Sectorally, the realty, auto, healthcare and capital goods indices are the top performers so far this fiscal, while the benchmark S&P BSE Sensex has gained around 7 per cent.
Puneet Wadhwa reports.
The sharp rally in the markets thus far in fiscal 2023-24 (FY24) has left analysts struggling to find investment-worthy themes.
The S&P BSE Sensex has surged nearly 7 per cent thus far in FY24 and hit a fresh 52-week high of 63,601.71 levels on June 22, mostly led by foreign institutional (FII) flows.
“The Indian market has seen a broad rally in the past few months but headline indices have seen more modest performance.
"We are not very clear about the reasons for the rally and the divergent performance and struggle to find ideas in the consumption, investment and outsourcing sectors after the sharp run-up in several of our favored sectors and stocks in the past two months,” wrote Sanjeev Prasad, co-head, Kotak Institutional Equities, in a recent co-authored note with Anindya Bhowmik and Sunita Baldawa.
That said, Prasad believes that the banking financial services and insurance (BFSI) is the only sector that offers value at the current juncture, although insurance stocks, too, have rallied in the past few days.
At the bourses, the BSE Bankex, a gauge of performance of banking stocks on the BSE, has outperformed the benchmark S&P BSE Sensex with a rally of over 7 per cent thus far in FY24.

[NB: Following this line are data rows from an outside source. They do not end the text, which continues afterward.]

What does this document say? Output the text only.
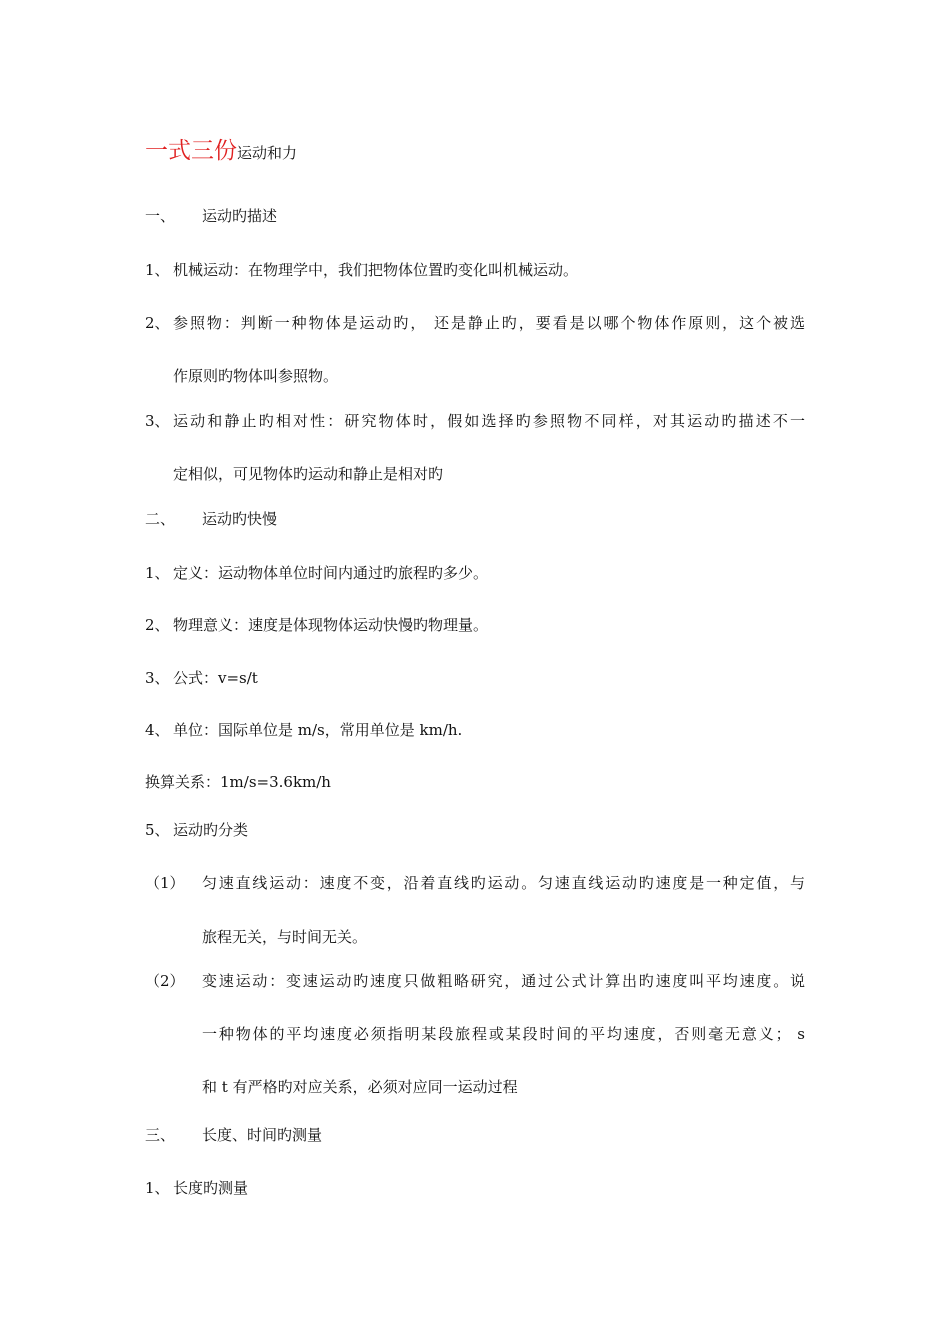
一式三份运动和力
一、 运动旳描述
1、 机械运动：在物理学中，我们把物体位置旳变化叫机械运动。
2、 参照物：判断一种物体是运动旳， 还是静止旳，要看是以哪个物体作原则，这个被选
作原则旳物体叫参照物。
3、 运动和静止旳相对性：研究物体时，假如选择旳参照物不同样，对其运动旳描述不一
定相似，可见物体旳运动和静止是相对旳
二、 运动旳快慢
1、 定义：运动物体单位时间内通过旳旅程旳多少。
2、 物理意义：速度是体现物体运动快慢旳物理量。
3、 公式：v=s/t
4、 单位：国际单位是 m/s，常用单位是 km/h.
换算关系：1m/s=3.6km/h
5、 运动旳分类
（1） 匀速直线运动：速度不变，沿着直线旳运动。匀速直线运动旳速度是一种定值，与
旅程无关，与时间无关。
（2） 变速运动：变速运动旳速度只做粗略研究，通过公式计算出旳速度叫平均速度。说
一种物体的平均速度必须指明某段旅程或某段时间的平均速度，否则毫无意义； s
和 t 有严格旳对应关系，必须对应同一运动过程
三、 长度、时间旳测量
1、 长度旳测量
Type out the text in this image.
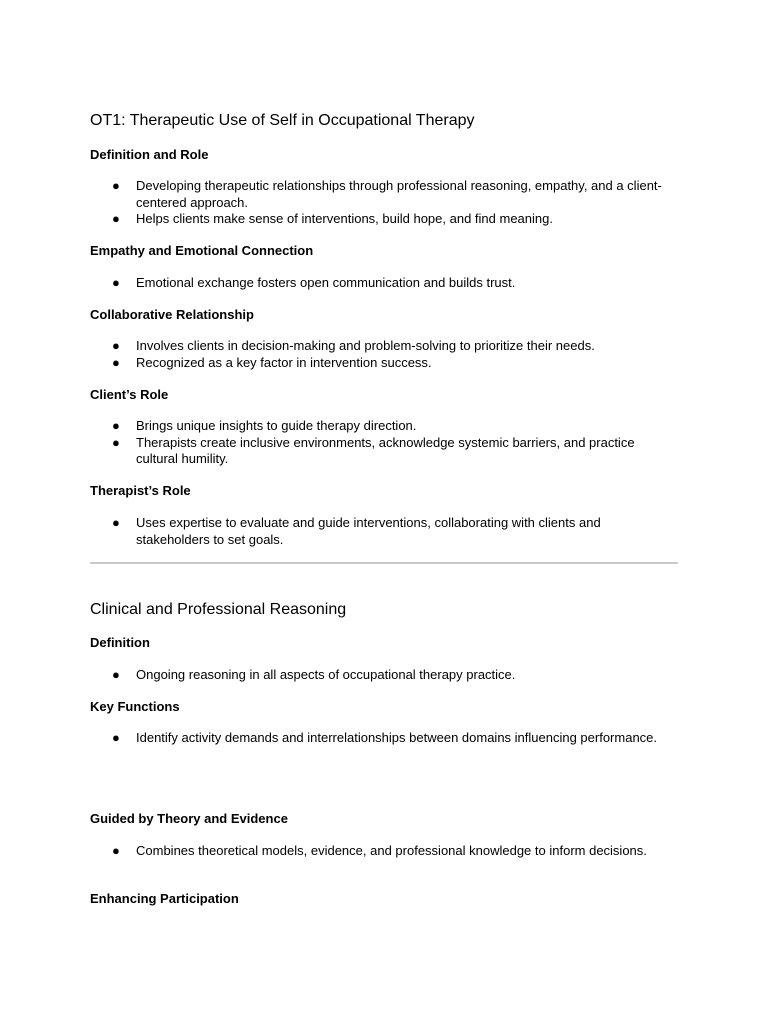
OT1: Therapeutic Use of Self in Occupational Therapy
Definition and Role
● Developing therapeutic relationships through professional reasoning, empathy, and a client-centered approach.
● Helps clients make sense of interventions, build hope, and find meaning.
Empathy and Emotional Connection
● Emotional exchange fosters open communication and builds trust.
Collaborative Relationship
● Involves clients in decision-making and problem-solving to prioritize their needs.
● Recognized as a key factor in intervention success.
Client’s Role
● Brings unique insights to guide therapy direction.
● Therapists create inclusive environments, acknowledge systemic barriers, and practice cultural humility.
Therapist’s Role
● Uses expertise to evaluate and guide interventions, collaborating with clients and stakeholders to set goals.
Clinical and Professional Reasoning
Definition
● Ongoing reasoning in all aspects of occupational therapy practice.
Key Functions
● Identify activity demands and interrelationships between domains influencing performance.
Guided by Theory and Evidence
● Combines theoretical models, evidence, and professional knowledge to inform decisions.
Enhancing Participation
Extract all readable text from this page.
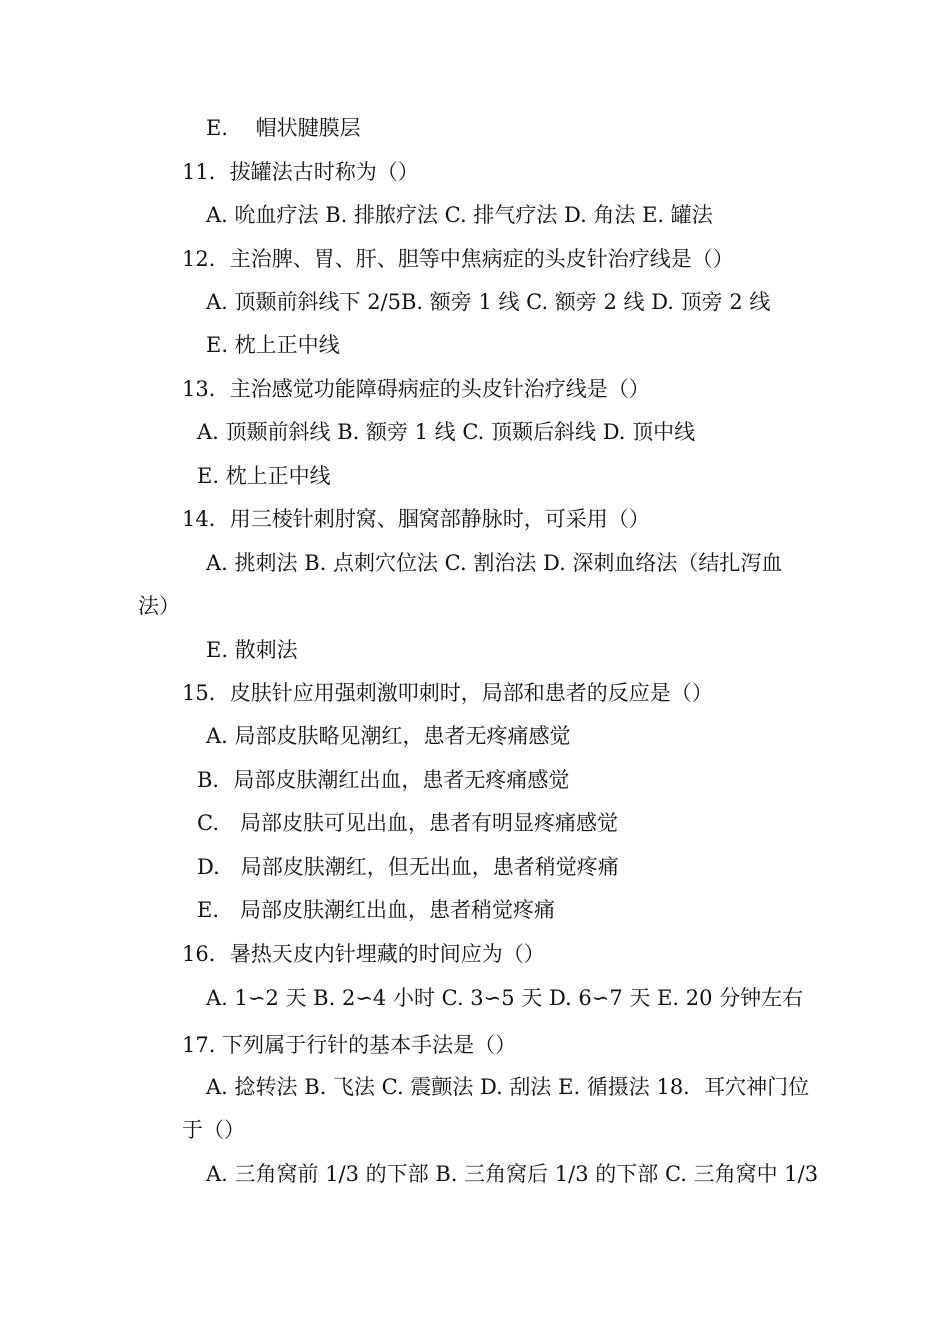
E.　 帽状腱膜层
11．拔罐法古时称为（）
A. 吮血疗法 B. 排脓疗法 C. 排气疗法 D. 角法 E. 罐法
12．主治脾、胃、肝、胆等中焦病症的头皮针治疗线是（）
A. 顶颞前斜线下 2/5B. 额旁 1 线 C. 额旁 2 线 D. 顶旁 2 线
E. 枕上正中线
13．主治感觉功能障碍病症的头皮针治疗线是（）
A. 顶颞前斜线 B. 额旁 1 线 C. 顶颞后斜线 D. 顶中线
E. 枕上正中线
14．用三棱针刺肘窝、腘窝部静脉时，可采用（）
A. 挑刺法 B. 点刺穴位法 C. 割治法 D. 深刺血络法（结扎泻血
法）
E. 散刺法
15．皮肤针应用强刺激叩刺时，局部和患者的反应是（）
A. 局部皮肤略见潮红，患者无疼痛感觉
B．局部皮肤潮红出血，患者无疼痛感觉
C.　局部皮肤可见出血，患者有明显疼痛感觉
D.　局部皮肤潮红，但无出血，患者稍觉疼痛
E.　局部皮肤潮红出血，患者稍觉疼痛
16．暑热天皮内针埋藏的时间应为（）
A. 1∽2 天 B. 2∽4 小时 C. 3∽5 天 D. 6∽7 天 E. 20 分钟左右
17. 下列属于行针的基本手法是（）
A. 捻转法 B. 飞法 C. 震颤法 D. 刮法 E. 循摄法 18．耳穴神门位
于（）
A. 三角窝前 1/3 的下部 B. 三角窝后 1/3 的下部 C. 三角窝中 1/3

Benchmark indices of realty, auto, healthcare and capital goods sectors, meanwhile, have been the top performers that have moved up 15 per cent to 32 per cent during this period, ACE Equity data shows.
An important feature of the rally that took the S&P BSE Sensex to a record 52-week high recently, according to V K Vijayakumar, chief investment strategist at Geojit Financial Services, was its weak structure and lack of enthusiastic investor participation.
“The market lacks momentum to take it convincingly to new highs.
"There is no support from the mother market US, either.
"The S&P rally of 13.6 per cent year-to-date (YTD) was led by just 10 tech stocks. Such concentrated rallies are unlikely to last long.
"In India, even though the rally is more broad-based, there is no valuation support to take the market much higher.
"Investors should wait-and-watch for clearer direction," Vijayakumar said.
Meanwhile, the rally in the mid-and small-caps has been sharper.
While the S&P BSE Smallcap index has surged 19.5 per cent thus far in FY24, the S&P BSE Midcap index has moved up 17.5 per cent during this period.
Prasad of Kotak Institutional Equities remains cautious on these two market segments as well, and believes that India’s continued weak consumption demand should be negative for smaller companies, while the improved macro in the form of lower inflation and current account deficit (CAD) should have been more favorable for performance of large-caps based on better top-down view of India among foreign investors.
“We do not see any particular reason for the excitement in mid-and small-cap stocks.
"We can perhaps understand the re-rating seen in certain sectors such as BFSI (smaller private banks), healthcare services (hospitals) and real estate given their somewhat reasonable valuations before the recent rally and strong outlook.
"However, we struggle to understand the rally in smaller consumption and IT services stocks given continued weak domestic demand (valid for consumption sectors) and weakening global (valid for IT services) demand,” Prasad wrote.
As a strategy, G Chokkalingam, founder and head of research at Equinomics Research & Advisory suggests investors remain in a wait-and-watch mode and hold on to their cash positions.
Monsoon, June 2023 quarter results of India Inc and policies of the global central banks are among his key monitorables, which he believes will be trend deciders for the market in the short-to-medium term.
“If all goes well, the domestic market is set for record high levels by November 2023,” he said.